Oh, GREAT! Ini lebih dari bencana
kalau sampai Bram sudah mulai tanya-tanya macam. Oke, biar aku jelaskan. Sebenarnya,
jauh sebelum aku mengenal Bintang, aku sudah punya pacar, Bram namanya. Sosok
laki-laki yang (mungkin) merupakan jodoh impian bagi perempuan lain. Seorang
dokter yang sedang mengambil spesialis Telinga Hidung Tenggorokan, sabar juga
humoris. Sosok yang membebaskanku melakukan apapun yang aku mau tapi dengan
caranya, dia tetap penuh perhatian. Sebenarnya kurang lengkap apa Bram, sebagai
jodoh idaman? Ditambah, orang tua kami sudah saling mengenal satu sama lain.

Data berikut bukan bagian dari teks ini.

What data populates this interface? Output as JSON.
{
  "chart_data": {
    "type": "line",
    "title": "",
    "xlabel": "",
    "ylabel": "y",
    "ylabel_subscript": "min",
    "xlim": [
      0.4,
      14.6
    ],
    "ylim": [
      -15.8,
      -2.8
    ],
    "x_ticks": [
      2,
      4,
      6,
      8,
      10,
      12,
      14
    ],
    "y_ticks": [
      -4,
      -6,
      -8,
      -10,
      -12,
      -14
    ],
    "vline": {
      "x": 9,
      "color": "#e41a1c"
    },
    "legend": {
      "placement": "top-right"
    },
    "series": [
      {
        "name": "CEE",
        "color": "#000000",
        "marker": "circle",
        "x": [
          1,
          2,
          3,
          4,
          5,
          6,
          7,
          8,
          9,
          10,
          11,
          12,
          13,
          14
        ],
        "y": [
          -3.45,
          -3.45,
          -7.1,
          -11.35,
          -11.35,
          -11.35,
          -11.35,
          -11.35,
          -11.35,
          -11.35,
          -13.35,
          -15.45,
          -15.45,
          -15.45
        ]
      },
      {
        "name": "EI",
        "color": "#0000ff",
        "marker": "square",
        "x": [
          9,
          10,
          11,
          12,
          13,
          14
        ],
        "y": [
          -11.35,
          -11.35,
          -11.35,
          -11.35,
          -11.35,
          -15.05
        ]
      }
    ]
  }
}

Jadi, sekali lagi aku tanya, apa lagi yang kurang dari Bram? Hampir tidak ada!
Oke, semoga jawabanku cukup
meyakinkan Bram. “Dia teman kuliah S2-ku, sayang. Pas ngobrol bareng, baru
ketahuan kalau dia itu masih saudara jauh dari Adisti, temanku yang pernah aku
kenalin pas kita ketemu di Grand City itu lho” aku asal menyebut nama temanku.
“Kapan itu, aku sama Bintang kebetulan satu kelompok buat kerjain tugas dari
Prof. Eman, ya setelah itu aku jadi akrab sama dia, saling add friend di facebook. Udah, gitu aja kok”, jelasku sambil menahan
nafas, berharap penjelasanku bisa diterima.
“Cuma itu aja? Kamu yakin,
Bintang ini bukan lagi pedekate ke kamu? Aku juga cowok lho, aku tahu gimana
cara cowok buat cari perhatian ke cewek yang dia suka”, cecar Bram
“Haduh, Bram…yakin! Ini cuma hubungan
antar teman sekelas aja, enggak lebih dari itu. Lagian, aku enggak suka sama
tipikal cowok kayak Bintang itu kok. Kamu jauh lebih baik dari dia, sayang”
Bram diam sesaat, jelas dia
sedang berpikir. “Benar ya? Sekedar teman aja, enggak lebih dari itu?” Aku
mengangguk cepat. “Aku mohon ya, aku berharap hubungan ini bisa terus lanjut,
ke jenjang yang lebih serius. Sama kayak yang diharapkan orang tua kita”
Aku tertegun lalu menggumam dalam
hati, “Penjelasan sama pikiranmu, kenapa harus jauh kayak gitu?”
Bram melanjutkan, “Aku sama
sekali enggak mau larang kamu buat berhubungan sama siapa pun tapi tolong jaga
kepercayaan yang sudah aku kasih, ya? Janji?”
“Iya Bram, aku janji bakal jaga
kepercayaanmu”
“Oke, makasih sayang. Sudah,
enggak perlu dibahas lagi. Terus sekarang, aku punya sesuatu buat kamu. Ini
dia, tadaaaa….”
Bram mengeluarkan sesuatu dari
dalam tasnya dan kini, di genggamannya ada sebuah gelas dan botol minum dari
plastik bergambar Donald Duck, kartun favoritku.
“Aaaa…..Bram, ini lucu banget!
Makasih sayang. Kamu baik deh!”
“Sama-sama, kebetulan aku lihat
barang itu pas tadi diajak sepupuku jalan-jalan ke Toys City. Kamu suka?”
“Suka, suka banget! Kamu tahu
banget kalau aku suka Donald Duck…” sahutku sambil menghambur ke pelukannya.
Bram menyambut pelukanku dengan
sayang. Sambil membusai rambutku yang panjang dengan sayang, dia mengecup pipi
kananku sekilas, lalu berbisik, “I love you, sayang. Please, jangan
ada lagi cerita lanjutan soal Bintang. Aku mau kamu, satu, utuh. Bukan untuk
berbagi sama laki-laki lain.”
Dalam pelukan Bram, aku
mengangguk pelan. Sebatas dia merasa kalau aku mengiyakan permintaannya. Tapi,
enggak ada yang salah dengan tetap mengagumi Bintang sebagai jodoh impian kan?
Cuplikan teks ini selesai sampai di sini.